When one of those pages loads after a consumer has clicked on the ad, the code snippet alerts Facebook. The conversion is then tallied in the social network’s ads manager dashboard. All the shared information remains anonymous, Facebook says.
Marketers can then use that information to better target ads if they use Facebook’s automated ad placement tool, the social network says. The ad placement tool lets an advertiser prioritize his marketing goals, such as driving Likes of his page. The tool automatically delivers ads against those goals in what Facebook says is the most effective way possible by leveraging the social network’s various ad formats. “This allows advertisers to maximize the value they get from their budgets,” says Facebook.
Fab, No. 449 in the Internet Retailer Top 500 Guide, found that using Facebook’s new tracking tool in concert with the social network’s automated ad placement instrument helped it reduce its cost per new customer acquisition by 39%. Facebook defines a conversion as a consumer completing the ad’s desired action, such as signing up for a Fab.com account.
The new tool represents the latest move by the social network to get friendlier with e-retailers. Since the social network’s April hiring of eBay Inc. executive Nicolas Franchet to head up its e-commerce global vertical marketing team, Facebook has introduced a slew of new advertising units, measurement tools and Facebook Gifts, which enables U.S. shoppers to buy presents for friends on Facebook. The social network also has tested Collections, which offers a new way for retailers to present their products to Facebook users.
In related news, the social network last week added a number of new retailers to Gifts, while also rolling out the feature to more consumers. The program builds on Facebook’s longstanding practice of highlighting consumers’ friends’ birthdays, anniversaries and other notable personal dates in the top-right corner of the home page under the heading “Birthdays and life events.” Under a note that tells a consumer that his friend “John Smith is 31 today” he sees a message that says “Give him a gift.” Consumers also see a “Give him a gift” message when they view the pages of their friends who are having a birthday.

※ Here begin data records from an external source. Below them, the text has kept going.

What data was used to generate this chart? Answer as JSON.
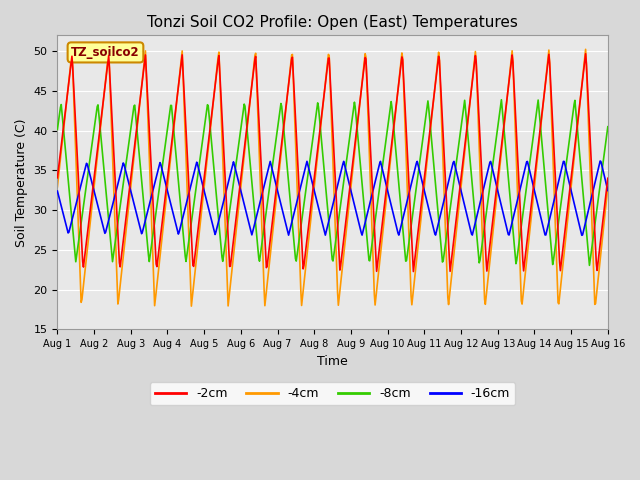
{
  "title": "Tonzi Soil CO2 Profile: Open (East) Temperatures",
  "xlabel": "Time",
  "ylabel": "Soil Temperature (C)",
  "ylim": [
    15,
    52
  ],
  "yticks": [
    15,
    20,
    25,
    30,
    35,
    40,
    45,
    50
  ],
  "legend_labels": [
    "-2cm",
    "-4cm",
    "-8cm",
    "-16cm"
  ],
  "legend_colors": [
    "#ff0000",
    "#ff9900",
    "#33cc00",
    "#0000ff"
  ],
  "background_color": "#e8e8e8",
  "days": 15,
  "n_points_per_day": 48,
  "depth_2cm": {
    "mean": 36.0,
    "amp": 13.5,
    "phase_shift": 0.3,
    "skew": 0.7
  },
  "depth_4cm": {
    "mean": 34.0,
    "amp": 16.0,
    "phase_shift": 0.35,
    "skew": 0.75
  },
  "depth_8cm": {
    "mean": 33.5,
    "amp": 10.0,
    "phase_shift": 0.5,
    "skew": 0.6
  },
  "depth_16cm": {
    "mean": 31.5,
    "amp": 4.5,
    "phase_shift": 0.7,
    "skew": 0.5
  }
}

When a consumer clicks on that link he can select a product to buy for the friend. Consumers can either select the exact style or product, or opt to let the friend choose. He can then write the friend and note and share the gift—either publicly on his friend’s wall or via a private Facebook message. The consumer giving the gift can either pay immediately or when the gift is shipped.
When a shopper receives a gift, it appears on the page as an image of a wrapped gift. When clicked, the gift unwraps and he can select the color, style or other options, as well as enter his shipping address. If he doesn’t like the item, he can swap it for a different item available in Gifts, without his friend knowing.
Digital products, such as gift cards, are sent immediately. Physical products are packed in a Facebook bag and sent by the manufacturer to the recipient within a few days, says Facebook.
Among the new retailers in Facebook’s Gifts program are Gap Inc. Direct, No. 22 in the Top 500 Guide, Fab, and Brookstone Inc., No. 180. The social network also began enabling shoppers to give subscriptions to online video service Hulu Plus, as well as streaming music services such as Pandora and Rdio.